His horn is still used on gaudy-days as the loving-cup. It must have been mounted in something like its present condition almost from the beginning, as in the Long Roll of 1416-7 sixteen pence is paid “pro emendatione aquilae crateris fundatoris.” Other repairs are mentioned later as in 1584-5, “pro reparatione particulae coronae quae circumdat operculum cornu xii d.; item, pro reparandis aliis partibus cornu xviii d.”

His name is also kept alive by the “canting” custom observed in the College on New Year’s Day, when after dinner the Bursar presents to each guest a needle threaded with silk of a colour suitable to his faculty (aiguille et fil), and prays for his prosperity in the words “Take this and be thrifty.”[138]

The object with which the College was founded is set forth in the statutes as “the cultivation of Theology to the glory of God, the advance of the Church, and the salvation of souls.” It was to be a Collegiate Hall of Masters, Chaplains, Theologians, and other scholars to be advanced to the order of the priesthood. It was founded in the name of the Holy and Undivided Trinity, to the Glory of our Lord and of His Mother and of the whole Court of Heaven, for the benefit of the Universal Church and especially of the Church of England, for the prosperity of the King and Queen and their children, and for the salvation of their souls and the souls of their progenitors and successors, and of the souls of the founder’s family and his benefactors, especially William of Muskham, Rector of the Church of Dereham, and for the “salutare suffragium” of all the living and the dead.

The benefactions of Muskham do not seem to have ceased with the foundation of the College. In 1347 Roger Swynbrok goes to Dereham on behalf of the College to get money from Muskham, and the hire of his horse costs eightpence, and there are entries of money received from Muskham in later years. Other persons besides the members of the College were interested in him, as in 1362 the oblations for his soul and the soul of John de Hotham the second Provost amounted to £29 16s. 11½d.

The statutes lay down with considerable minuteness of detail the course of life which Eglesfield expected the members of his foundation to follow, and, in connection with the early accounts of the College, which have been preserved with tolerable completeness, give us some materials for an account of the social life in the College during the earlier portion of its history.
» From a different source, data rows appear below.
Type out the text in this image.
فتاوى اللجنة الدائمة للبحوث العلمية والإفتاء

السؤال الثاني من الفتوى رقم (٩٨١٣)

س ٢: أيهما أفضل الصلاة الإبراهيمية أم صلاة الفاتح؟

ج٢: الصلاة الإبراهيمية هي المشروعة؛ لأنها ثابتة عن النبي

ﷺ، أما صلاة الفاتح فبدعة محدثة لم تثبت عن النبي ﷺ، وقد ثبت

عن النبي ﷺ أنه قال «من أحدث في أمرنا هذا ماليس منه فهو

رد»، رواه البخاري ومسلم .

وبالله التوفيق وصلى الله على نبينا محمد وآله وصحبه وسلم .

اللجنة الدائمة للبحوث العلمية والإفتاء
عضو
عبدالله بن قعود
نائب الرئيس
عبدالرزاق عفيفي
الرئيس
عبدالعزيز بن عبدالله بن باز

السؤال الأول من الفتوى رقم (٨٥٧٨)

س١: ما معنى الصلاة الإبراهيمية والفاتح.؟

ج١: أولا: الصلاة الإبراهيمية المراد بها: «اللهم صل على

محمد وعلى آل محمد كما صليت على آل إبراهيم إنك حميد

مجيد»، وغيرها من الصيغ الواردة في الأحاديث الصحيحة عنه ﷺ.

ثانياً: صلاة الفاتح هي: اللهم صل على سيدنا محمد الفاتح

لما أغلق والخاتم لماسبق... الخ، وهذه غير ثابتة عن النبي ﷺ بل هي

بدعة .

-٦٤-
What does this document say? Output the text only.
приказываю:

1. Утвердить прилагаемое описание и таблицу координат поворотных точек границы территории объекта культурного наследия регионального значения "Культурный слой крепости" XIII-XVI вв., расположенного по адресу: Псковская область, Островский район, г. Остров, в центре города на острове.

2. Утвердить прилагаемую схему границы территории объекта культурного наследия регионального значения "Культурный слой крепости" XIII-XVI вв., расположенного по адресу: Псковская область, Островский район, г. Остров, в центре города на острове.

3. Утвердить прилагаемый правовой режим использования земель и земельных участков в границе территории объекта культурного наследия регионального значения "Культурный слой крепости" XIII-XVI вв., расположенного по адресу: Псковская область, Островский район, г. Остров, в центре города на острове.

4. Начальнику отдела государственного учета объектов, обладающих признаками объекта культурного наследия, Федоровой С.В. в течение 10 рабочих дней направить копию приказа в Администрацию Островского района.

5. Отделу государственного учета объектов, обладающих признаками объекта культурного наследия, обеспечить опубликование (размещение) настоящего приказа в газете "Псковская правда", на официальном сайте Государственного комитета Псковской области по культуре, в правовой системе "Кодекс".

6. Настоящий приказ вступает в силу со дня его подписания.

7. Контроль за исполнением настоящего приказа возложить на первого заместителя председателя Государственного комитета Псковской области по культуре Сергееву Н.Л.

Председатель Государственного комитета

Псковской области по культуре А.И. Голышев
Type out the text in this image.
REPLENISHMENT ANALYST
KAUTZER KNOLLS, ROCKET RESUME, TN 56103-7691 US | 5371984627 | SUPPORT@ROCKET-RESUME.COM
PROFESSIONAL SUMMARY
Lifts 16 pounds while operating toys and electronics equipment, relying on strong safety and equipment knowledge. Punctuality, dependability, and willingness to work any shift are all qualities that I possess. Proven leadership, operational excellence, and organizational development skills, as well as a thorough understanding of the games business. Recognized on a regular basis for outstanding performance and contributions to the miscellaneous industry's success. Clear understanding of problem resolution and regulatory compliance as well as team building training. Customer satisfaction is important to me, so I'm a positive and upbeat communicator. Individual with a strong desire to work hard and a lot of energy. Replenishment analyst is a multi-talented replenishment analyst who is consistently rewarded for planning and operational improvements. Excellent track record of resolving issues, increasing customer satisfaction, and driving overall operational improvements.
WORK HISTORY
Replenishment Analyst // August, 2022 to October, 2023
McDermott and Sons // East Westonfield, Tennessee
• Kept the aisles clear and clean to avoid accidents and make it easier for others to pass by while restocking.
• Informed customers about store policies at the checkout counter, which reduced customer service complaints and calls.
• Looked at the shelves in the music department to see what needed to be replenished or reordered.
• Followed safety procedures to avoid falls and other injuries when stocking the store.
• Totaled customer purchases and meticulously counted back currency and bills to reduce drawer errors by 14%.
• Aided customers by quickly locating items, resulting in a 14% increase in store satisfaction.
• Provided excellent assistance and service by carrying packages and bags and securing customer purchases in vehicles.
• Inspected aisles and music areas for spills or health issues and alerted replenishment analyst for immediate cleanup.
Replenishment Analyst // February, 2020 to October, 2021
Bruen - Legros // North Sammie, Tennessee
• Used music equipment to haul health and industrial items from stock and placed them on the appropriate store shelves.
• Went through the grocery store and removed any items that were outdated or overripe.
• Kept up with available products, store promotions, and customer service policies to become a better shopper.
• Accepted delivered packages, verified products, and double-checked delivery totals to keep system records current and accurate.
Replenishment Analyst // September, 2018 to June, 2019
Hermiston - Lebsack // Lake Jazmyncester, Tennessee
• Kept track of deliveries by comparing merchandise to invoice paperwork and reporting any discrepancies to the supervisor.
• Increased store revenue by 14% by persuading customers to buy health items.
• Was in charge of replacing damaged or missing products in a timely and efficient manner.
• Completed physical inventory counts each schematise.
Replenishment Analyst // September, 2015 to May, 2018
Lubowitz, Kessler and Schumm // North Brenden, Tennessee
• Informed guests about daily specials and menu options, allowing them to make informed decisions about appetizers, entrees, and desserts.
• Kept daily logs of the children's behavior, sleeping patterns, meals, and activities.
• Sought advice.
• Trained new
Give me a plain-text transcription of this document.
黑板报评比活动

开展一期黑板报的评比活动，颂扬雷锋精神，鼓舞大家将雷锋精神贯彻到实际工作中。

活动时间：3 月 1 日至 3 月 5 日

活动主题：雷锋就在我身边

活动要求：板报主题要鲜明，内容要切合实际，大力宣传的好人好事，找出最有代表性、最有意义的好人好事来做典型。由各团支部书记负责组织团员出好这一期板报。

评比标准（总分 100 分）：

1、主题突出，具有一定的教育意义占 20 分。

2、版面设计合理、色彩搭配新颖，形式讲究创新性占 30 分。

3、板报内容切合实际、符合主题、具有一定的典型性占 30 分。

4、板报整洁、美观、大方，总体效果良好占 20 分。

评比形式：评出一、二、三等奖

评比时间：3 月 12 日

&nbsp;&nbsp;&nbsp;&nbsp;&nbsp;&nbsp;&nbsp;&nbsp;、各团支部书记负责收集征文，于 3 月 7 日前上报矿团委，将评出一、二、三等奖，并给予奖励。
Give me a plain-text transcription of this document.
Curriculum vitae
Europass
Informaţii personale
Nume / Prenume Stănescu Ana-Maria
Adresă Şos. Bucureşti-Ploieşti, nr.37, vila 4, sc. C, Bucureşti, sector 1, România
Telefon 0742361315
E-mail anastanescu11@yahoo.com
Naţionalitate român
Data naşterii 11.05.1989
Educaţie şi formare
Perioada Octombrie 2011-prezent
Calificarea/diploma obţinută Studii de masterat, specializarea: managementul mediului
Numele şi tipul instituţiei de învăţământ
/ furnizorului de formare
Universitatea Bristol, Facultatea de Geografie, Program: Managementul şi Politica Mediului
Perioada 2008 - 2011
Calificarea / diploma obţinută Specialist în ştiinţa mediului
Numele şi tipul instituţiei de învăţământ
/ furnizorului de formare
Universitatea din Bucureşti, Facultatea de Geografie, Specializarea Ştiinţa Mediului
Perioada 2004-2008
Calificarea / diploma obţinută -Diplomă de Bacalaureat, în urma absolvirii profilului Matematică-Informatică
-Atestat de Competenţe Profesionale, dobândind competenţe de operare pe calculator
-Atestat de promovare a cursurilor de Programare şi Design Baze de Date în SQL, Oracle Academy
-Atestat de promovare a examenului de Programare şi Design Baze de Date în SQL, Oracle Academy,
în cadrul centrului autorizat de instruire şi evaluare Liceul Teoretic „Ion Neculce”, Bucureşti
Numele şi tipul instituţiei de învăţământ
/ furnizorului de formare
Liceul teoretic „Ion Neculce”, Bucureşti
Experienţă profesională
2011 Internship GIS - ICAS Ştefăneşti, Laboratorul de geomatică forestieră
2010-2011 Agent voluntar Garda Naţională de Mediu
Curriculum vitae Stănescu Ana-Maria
It is probable, indeed, that the large and complex establishment, whose details are developed in Eglesfield’s statutes, rather represent what he wished for and aimed at than the actual condition of the College at any time; but there seems to have been always in the College a sincere desire to carry out, so far as was possible, the prescriptions of the founder; and, as we shall see, some of his minutest directions have regulated the practice of the College ever since his days.

The patronage of the Hall, “the advowson” as he calls it, was to be vested in his Royal mistress Philippa, and in the Queens consort of England who shall succeed her. He adds the characteristic detail that, if a king dies before his successor is married, the patronage shall be continued to the widow till a Queen consort comes into being.

Philippa had already procured from her husband for the infant College the Church of Brough under Staynesmore, and this was to be only an earnest of the benefits the College was to derive from the lofty patronage the founder thus secured to it. She was the first queen to be distinguished as patroness and foundress of a Collegiate Hall.

In 1353-4, which seems to have been a year of unusual expense to the College, among the donations received xxvj pounds iiij shillings is credited to “domina Regina.”